Kat looked at him with a lopsided smile. ‘What?’

‘You actually want to be with me?’

She gave him that strange look that he didn’t understand. ‘You called down your dragons from the sky for me, Kemir.’

‘They weren’t mine.’

‘Before they came, when I thought I was going to die, all I could think of were the children I’d seen in that shop, buying cakes for a penny, and how happy they were.’

‘You don’t want a shop.’ Kemir chuckled, despite himself. He closed his eyes. The beer was working. Or the dust. Or something was. His head felt better, if only a little. ‘Sounds like you want a husband, that’s what you really want. A husband and sons and daughters and a quiet life doing something useful and making things grow.’ He shivered. A part of him wanted to scream and run away, but there wasn’t anywhere for it to go. And why not? Would it be so bad? Raise some strong sons. You could call one of them Sollos.

Yes. And then I could watch them die in some stupid pointless war, or be broken by some thoughtless lord, or maybe we won’t get far enough away, and Snow could eat them. No thanks.

‘Isn’t it funny? I thought those men were going to kill me, and that’s what I thought about. And something else came to me too – the Order will think I’m dead. I’m free.’

His dragons? The very idea made him want to laugh, but he was feeling too sleepy to say anything.

‘Kemir, they won’t let me be an alchemist and I don’t want to be a Scales.
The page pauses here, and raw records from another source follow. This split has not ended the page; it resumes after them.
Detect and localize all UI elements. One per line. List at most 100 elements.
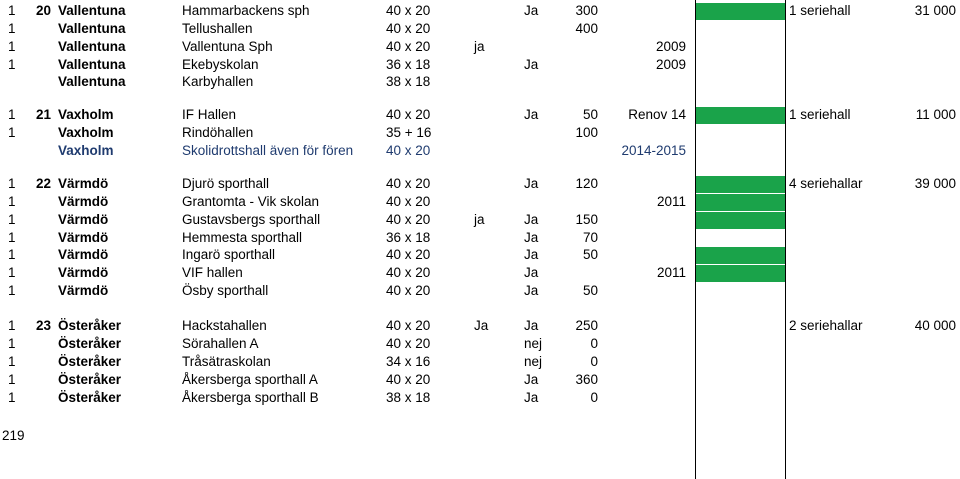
capacity-value: 0 xyxy=(590,354,598,369)
municipality-name: Vallentuna xyxy=(58,74,126,89)
hall-name: Ekebyskolan xyxy=(182,57,259,72)
table-row: 1 Vaxholm Rindöhallen 35 + 16 100 xyxy=(0,124,960,142)
year-value: 2009 xyxy=(655,57,686,72)
hall-size: 40 x 20 xyxy=(386,247,431,262)
column-a-value: ja xyxy=(474,39,485,54)
municipality-name: Österåker xyxy=(58,372,122,387)
green-marker-bar xyxy=(696,176,785,193)
capacity-value: 300 xyxy=(575,3,598,18)
column-b-value: nej xyxy=(524,354,543,369)
series-halls: 1 seriehall xyxy=(789,3,851,18)
hall-size: 40 x 20 xyxy=(386,265,431,280)
hall-size: 36 x 18 xyxy=(386,230,431,245)
municipality-number: 22 xyxy=(36,176,52,191)
column-a-value: Ja xyxy=(474,318,489,333)
municipality-name: Värmdö xyxy=(58,176,109,191)
hall-size: 40 x 20 xyxy=(386,336,431,351)
column-divider-right xyxy=(785,0,786,479)
municipality-name: Vallentuna xyxy=(58,39,126,54)
green-marker-bar xyxy=(696,3,785,20)
column-b-value: Ja xyxy=(524,265,539,280)
table-row: 1 23 Österåker Hackstahallen 40 x 20 Ja Ja 250 2… xyxy=(0,317,960,335)
column-b-value: Ja xyxy=(524,318,539,333)
hall-size: 40 x 20 xyxy=(386,143,431,158)
municipality-name: Värmdö xyxy=(58,247,109,262)
hall-size: 40 x 20 xyxy=(386,107,431,122)
hall-size: 40 x 20 xyxy=(386,212,431,227)
municipality-name: Österåker xyxy=(58,336,122,351)
capacity-value: 400 xyxy=(575,21,598,36)
municipality-number: 20 xyxy=(36,3,52,18)
hall-name: Tråsätraskolan xyxy=(182,354,271,369)
year-value: 2011 xyxy=(656,194,686,209)
hall-size: 34 x 16 xyxy=(386,354,431,369)
municipality-name: Vallentuna xyxy=(58,3,126,18)
hall-size: 40 x 20 xyxy=(386,318,431,333)
row-count: 1 xyxy=(8,354,16,369)
municipality-number: 21 xyxy=(36,107,52,122)
hall-size: 40 x 20 xyxy=(386,194,431,209)
population-value: 11 000 xyxy=(915,107,956,122)
table-row: 1 Österåker Sörahallen A 40 x 20 nej 0 xyxy=(0,335,960,353)
hall-name: Sörahallen A xyxy=(182,336,259,351)
hall-name: Skolidrottshall även för fören xyxy=(182,143,354,158)
row-count: 1 xyxy=(8,39,16,54)
municipality-name: Österåker xyxy=(58,318,122,333)
year-value: 2009 xyxy=(655,39,686,54)
table-row: 1 Vallentuna Vallentuna Sph 40 x 20 ja 2009 xyxy=(0,38,960,56)
column-b-value: Ja xyxy=(524,247,539,262)
table-row: 1 Värmdö Gustavsbergs sporthall 40 x 20 ja Ja… xyxy=(0,211,960,229)
capacity-value: 70 xyxy=(582,230,598,245)
table-row: 1 Värmdö VIF hallen 40 x 20 Ja 2011 xyxy=(0,264,960,282)
hall-size: 38 x 18 xyxy=(386,390,431,405)
hall-name: Rindöhallen xyxy=(182,125,254,140)
table-row: 1 Värmdö Grantomta - Vik skolan 40 x 20 2011 xyxy=(0,193,960,211)
hall-size: 38 x 18 xyxy=(386,74,431,89)
series-halls: 4 seriehallar xyxy=(789,176,863,191)
column-b-value: Ja xyxy=(524,390,539,405)
green-marker-bar xyxy=(696,212,785,229)
year-value: 2011 xyxy=(656,265,686,280)
row-count: 1 xyxy=(8,336,16,351)
row-count: 1 xyxy=(8,212,16,227)
column-divider-left xyxy=(695,0,696,479)
table-row: 1 Österåker Åkersberga sporthall B 38 x 18 J… xyxy=(0,389,960,407)
capacity-value: 0 xyxy=(590,390,598,405)
table-row: 1 22 Värmdö Djurö sporthall 40 x 20 Ja 120 4 se… xyxy=(0,175,960,193)
hall-size: 40 x 20 xyxy=(386,39,431,54)
table-row: Vallentuna Karbyhallen 38 x 18 xyxy=(0,73,960,91)
column-a-value: ja xyxy=(474,212,485,227)
capacity-value: 150 xyxy=(575,212,598,227)
row-count: 1 xyxy=(8,390,16,405)
column-b-value: Ja xyxy=(524,283,539,298)
green-marker-bar xyxy=(696,194,785,211)
table-row: 1 Österåker Åkersberga sporthall A 40 x 20 J… xyxy=(0,371,960,389)
green-marker-bar xyxy=(696,265,785,282)
municipality-name: Vaxholm xyxy=(58,125,114,140)
municipality-number: 23 xyxy=(36,318,52,333)
hall-name: Hemmesta sporthall xyxy=(182,230,303,245)
hall-size: 40 x 20 xyxy=(386,21,431,36)
hall-name: Karbyhallen xyxy=(182,74,254,89)
table-row: 1 20 Vallentuna Hammarbackens sph 40 x 20 Ja 3… xyxy=(0,2,960,20)
hall-name: VIF hallen xyxy=(182,265,243,280)
series-halls: 1 seriehall xyxy=(789,107,851,122)
hall-name: Ingarö sporthall xyxy=(182,247,276,262)
row-count: 1 xyxy=(8,107,16,122)
capacity-value: 50 xyxy=(582,247,598,262)
row-count: 1 xyxy=(8,176,16,191)
green-marker-bar xyxy=(696,107,785,124)
municipality-name: Österåker xyxy=(58,354,122,369)
hall-size: 40 x 20 xyxy=(386,3,431,18)
hall-name: Djurö sporthall xyxy=(182,176,270,191)
table-row: 1 Vallentuna Tellushallen 40 x 20 400 xyxy=(0,20,960,38)
hall-name: Ösby sporthall xyxy=(182,283,269,298)
municipality-name: Värmdö xyxy=(58,265,109,280)
hall-size: 40 x 20 xyxy=(386,372,431,387)
hall-name: Åkersberga sporthall B xyxy=(182,390,319,405)
hall-name: IF Hallen xyxy=(182,107,237,122)
population-value: 40 000 xyxy=(914,318,956,333)
municipality-name: Österåker xyxy=(58,390,122,405)
row-count: 1 xyxy=(8,247,16,262)
table-row: 1 Värmdö Ösby sporthall 40 x 20 Ja 50 xyxy=(0,282,960,300)
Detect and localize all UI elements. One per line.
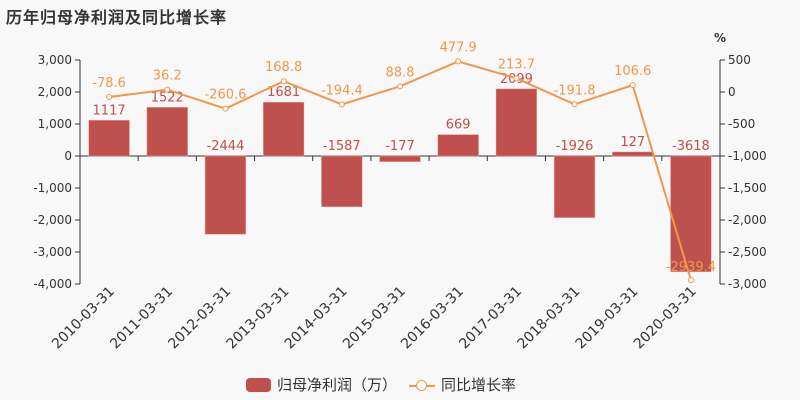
- line-point[interactable]: [164, 86, 171, 93]
- bar[interactable]: [263, 101, 305, 157]
- bar[interactable]: [204, 155, 247, 235]
- bar[interactable]: [321, 155, 363, 208]
- line-point[interactable]: [397, 83, 403, 90]
- bar[interactable]: [553, 155, 596, 218]
- left-axis-tick-label: -3,000: [33, 245, 72, 259]
- bar[interactable]: [670, 155, 712, 273]
- line-point[interactable]: [280, 78, 287, 85]
- bar-value-label: 1522: [151, 90, 184, 105]
- legend-item-net-profit[interactable]: 归母净利润（万）: [246, 374, 397, 395]
- line-point[interactable]: [338, 101, 345, 108]
- line-value-label: 168.8: [265, 60, 302, 75]
- left-axis-tick-label: -2,000: [33, 213, 72, 227]
- line-value-label: -2939.4: [666, 260, 716, 275]
- line-value-label: 477.9: [440, 40, 477, 55]
- legend: 归母净利润（万） 同比增长率: [246, 374, 528, 395]
- chart-title: 历年归母净利润及同比增长率: [6, 8, 228, 27]
- line-value-label: -260.6: [204, 88, 246, 103]
- right-axis-tick-label: -2,500: [728, 245, 767, 259]
- bar[interactable]: [437, 134, 479, 157]
- bar-swatch-icon: [246, 377, 271, 392]
- bar-value-label: -2444: [207, 139, 245, 154]
- line-point[interactable]: [513, 75, 520, 82]
- bar-value-label: -3618: [672, 139, 710, 154]
- bar[interactable]: [146, 107, 188, 157]
- bar-value-label: 1681: [267, 85, 300, 100]
- left-axis-tick-label: 2,000: [38, 85, 72, 99]
- line-point[interactable]: [455, 58, 462, 65]
- right-axis-tick-label: 500: [728, 53, 751, 67]
- x-axis-label: 2020-03-31: [631, 284, 700, 353]
- legend-label: 同比增长率: [441, 376, 517, 394]
- line-value-label: 88.8: [386, 65, 415, 80]
- line-marker-icon: [409, 378, 436, 392]
- line-point[interactable]: [629, 82, 636, 89]
- bar[interactable]: [379, 155, 421, 162]
- bar[interactable]: [612, 151, 654, 157]
- legend-label: 归母净利润（万）: [277, 376, 398, 394]
- bar-value-label: 669: [446, 118, 471, 133]
- line-value-label: -191.8: [554, 83, 596, 98]
- growth-rate-line: [108, 60, 692, 281]
- line-value-label: 106.6: [614, 64, 651, 79]
- legend-item-growth-rate[interactable]: 同比增长率: [409, 374, 516, 395]
- right-axis-tick-label: -3,000: [728, 277, 767, 291]
- right-axis-tick-label: -2,000: [728, 213, 767, 227]
- bar-value-label: 127: [620, 135, 645, 150]
- bar-value-label: -1587: [323, 139, 361, 154]
- bar[interactable]: [495, 88, 537, 157]
- left-axis-tick-label: 0: [64, 149, 72, 163]
- right-axis-tick-label: -1,000: [728, 149, 767, 163]
- line-value-label: -194.4: [321, 83, 363, 98]
- right-axis-tick-label: -500: [728, 117, 755, 131]
- bar-value-label: -1926: [556, 139, 594, 154]
- bar-value-label: 1117: [93, 103, 126, 118]
- line-point[interactable]: [687, 277, 694, 284]
- left-axis-tick-label: 1,000: [38, 117, 72, 131]
- bar[interactable]: [88, 120, 130, 157]
- line-value-label: 36.2: [153, 69, 182, 84]
- left-axis-tick-label: -4,000: [33, 277, 72, 291]
- bar-value-label: -177: [385, 139, 415, 154]
- line-point[interactable]: [106, 94, 113, 101]
- line-value-label: -78.6: [92, 76, 126, 91]
- line-point[interactable]: [222, 105, 229, 112]
- right-axis-tick-label: 0: [728, 85, 736, 99]
- left-axis-tick-label: -1,000: [33, 181, 72, 195]
- left-axis-tick-label: 3,000: [38, 53, 72, 67]
- right-axis-unit: %: [714, 31, 726, 45]
- line-point[interactable]: [571, 101, 578, 108]
- right-axis-tick-label: -1,500: [728, 181, 767, 195]
- line-value-label: 213.7: [498, 57, 535, 72]
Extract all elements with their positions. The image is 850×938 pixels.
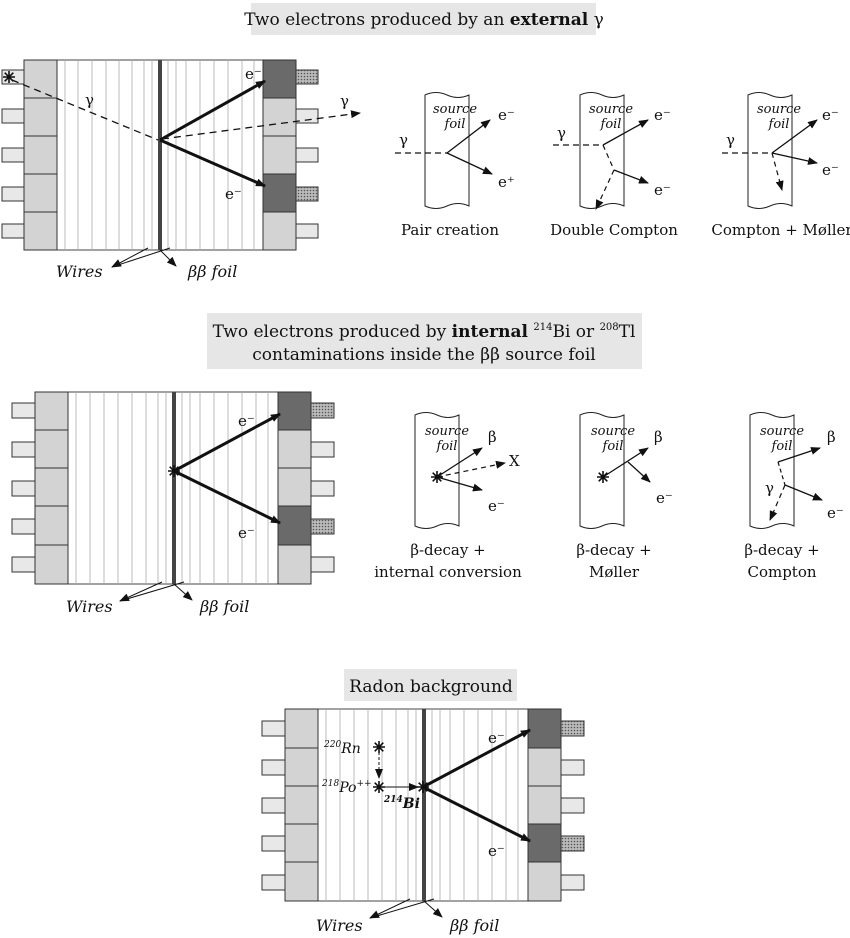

I don’t want to go back to the Palace of Alchemy. You said you’d guard me to the end of the world. Can you guard my shop too?’ She moved her chair around so she was beside him, squeezed herself against him.

Beer and dust worked their magic. His head was clearing. For the first time in a very long time he almost felt good. Traders came through Watersgate from everywhere. A man here could find whatever he was looking for, if he asked the right questions. Down in Plag’s Bay there were boats headed to Furymouth, two or three a day. Two weeks down the river and he’d be there. Or anywhere. They could go anywhere.

He pushed himself away from her. Looked her up and down. Nothing special. Nothing special at all. Yet she’d become the last thing he had left.

‘Boots.’ He glanced at her bare feet. ‘I owe you a pair of boots.’

She smiled, nervously. ‘Yes.’

‘Where do you want to start this shop then?’ Kemir the shopkeeper? How Sollos must be laughing at him, but secretly he’d be proud and they both knew it. Kat smiled at him and he tried to grin back. ‘I’ll stand at the door. Or I’ll stand outside all the other shops and menace people.’ There won’t be any people. We’ll be burned.